Methods: In 2012, the Public Health Institute and Ipas conducted an operations research study, providing small grants to 28 community-based organizations in Kenya and Tanzania to disseminate information on the correct use of misoprostol for both abortion and postpartum hemorrhage. These groups were connected to pharmacies selling misoprostol. The primary outcomes of the intervention were reports from the community-based organizations regarding the health education strategies that they had developed and implemented to educate their communities.
Results: The groups developed numerous creative strategies to reach diverse audiences and ensure access to misoprostol pills. Given the restrictive environment, the groups attributed their success to having addressed the use of misoprostol for both indications (abortion and postpartum hemorrhage) and to using a harm reduction approach to frame the advocacy.
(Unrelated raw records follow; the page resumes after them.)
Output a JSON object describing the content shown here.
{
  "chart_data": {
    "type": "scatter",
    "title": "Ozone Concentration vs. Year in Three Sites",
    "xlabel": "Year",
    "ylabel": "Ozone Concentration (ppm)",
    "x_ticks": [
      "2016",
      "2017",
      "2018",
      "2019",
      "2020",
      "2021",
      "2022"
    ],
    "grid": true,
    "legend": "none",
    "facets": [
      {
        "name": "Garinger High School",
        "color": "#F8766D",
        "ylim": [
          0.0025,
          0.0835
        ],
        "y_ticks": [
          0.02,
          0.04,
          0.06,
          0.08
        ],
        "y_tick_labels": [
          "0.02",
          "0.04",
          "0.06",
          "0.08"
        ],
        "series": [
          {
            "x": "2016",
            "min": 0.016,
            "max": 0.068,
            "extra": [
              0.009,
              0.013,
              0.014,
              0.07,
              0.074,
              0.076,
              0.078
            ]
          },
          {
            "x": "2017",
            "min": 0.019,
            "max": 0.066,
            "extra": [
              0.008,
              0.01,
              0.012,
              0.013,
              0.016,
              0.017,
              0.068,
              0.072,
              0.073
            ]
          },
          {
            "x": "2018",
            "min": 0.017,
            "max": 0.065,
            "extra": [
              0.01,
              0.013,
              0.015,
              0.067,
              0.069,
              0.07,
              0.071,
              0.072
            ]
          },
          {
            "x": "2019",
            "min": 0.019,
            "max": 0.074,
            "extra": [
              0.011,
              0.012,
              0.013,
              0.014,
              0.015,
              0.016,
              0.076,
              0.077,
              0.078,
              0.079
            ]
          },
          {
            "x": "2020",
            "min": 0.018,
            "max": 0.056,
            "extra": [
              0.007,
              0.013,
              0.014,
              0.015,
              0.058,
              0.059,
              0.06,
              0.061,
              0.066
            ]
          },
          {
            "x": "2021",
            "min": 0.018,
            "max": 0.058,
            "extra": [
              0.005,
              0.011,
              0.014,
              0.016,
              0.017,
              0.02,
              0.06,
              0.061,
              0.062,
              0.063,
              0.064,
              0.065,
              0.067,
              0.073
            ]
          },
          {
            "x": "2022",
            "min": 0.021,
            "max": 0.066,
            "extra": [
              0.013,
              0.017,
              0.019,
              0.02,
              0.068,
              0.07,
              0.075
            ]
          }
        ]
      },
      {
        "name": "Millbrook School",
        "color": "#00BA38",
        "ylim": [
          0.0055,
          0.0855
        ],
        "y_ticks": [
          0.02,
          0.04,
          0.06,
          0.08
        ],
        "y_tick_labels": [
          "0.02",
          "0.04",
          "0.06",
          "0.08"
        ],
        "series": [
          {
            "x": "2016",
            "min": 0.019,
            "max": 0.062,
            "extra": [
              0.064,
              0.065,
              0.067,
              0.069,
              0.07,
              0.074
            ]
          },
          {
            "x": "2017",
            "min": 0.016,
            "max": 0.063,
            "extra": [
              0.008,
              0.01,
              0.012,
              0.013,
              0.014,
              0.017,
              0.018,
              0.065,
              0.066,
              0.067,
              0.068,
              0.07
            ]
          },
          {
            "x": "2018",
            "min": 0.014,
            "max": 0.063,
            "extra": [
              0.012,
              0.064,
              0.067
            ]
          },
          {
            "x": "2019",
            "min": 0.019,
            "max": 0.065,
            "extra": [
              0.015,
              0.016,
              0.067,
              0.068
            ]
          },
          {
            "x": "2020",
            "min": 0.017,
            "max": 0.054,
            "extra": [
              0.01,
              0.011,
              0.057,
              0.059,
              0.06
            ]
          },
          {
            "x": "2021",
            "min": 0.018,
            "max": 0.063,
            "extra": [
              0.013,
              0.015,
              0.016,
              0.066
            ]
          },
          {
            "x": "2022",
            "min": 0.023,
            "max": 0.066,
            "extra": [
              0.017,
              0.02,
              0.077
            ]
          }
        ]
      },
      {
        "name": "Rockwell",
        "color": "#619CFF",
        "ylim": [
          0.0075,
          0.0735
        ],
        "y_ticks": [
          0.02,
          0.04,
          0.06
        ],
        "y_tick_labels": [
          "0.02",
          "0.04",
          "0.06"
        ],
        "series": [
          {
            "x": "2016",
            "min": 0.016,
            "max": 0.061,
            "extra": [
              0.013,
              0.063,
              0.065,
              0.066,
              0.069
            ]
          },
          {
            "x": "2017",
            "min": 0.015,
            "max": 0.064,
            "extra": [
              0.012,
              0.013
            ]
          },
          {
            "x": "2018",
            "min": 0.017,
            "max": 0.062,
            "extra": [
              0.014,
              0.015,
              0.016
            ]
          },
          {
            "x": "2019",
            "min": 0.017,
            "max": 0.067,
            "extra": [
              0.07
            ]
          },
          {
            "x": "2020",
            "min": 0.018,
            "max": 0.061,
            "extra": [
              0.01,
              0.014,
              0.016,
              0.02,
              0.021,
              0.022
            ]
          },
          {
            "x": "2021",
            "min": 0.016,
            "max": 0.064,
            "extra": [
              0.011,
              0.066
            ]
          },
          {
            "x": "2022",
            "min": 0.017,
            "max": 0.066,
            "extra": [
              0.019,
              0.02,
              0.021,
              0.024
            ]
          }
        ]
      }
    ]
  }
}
Conclusion: This initiative proves that, even where abortion is legally restricted and socially stigmatized, community-based organizations can publicly and openly share information about misoprostol and refer it to women by using innovative and effective strategies, without political backlash. Furthermore, it shows that communities are eager for this information.
Keywords: Abortion; Advocacy; Hemorrhage; Misoprostol; Pharmacy access; Postpartum.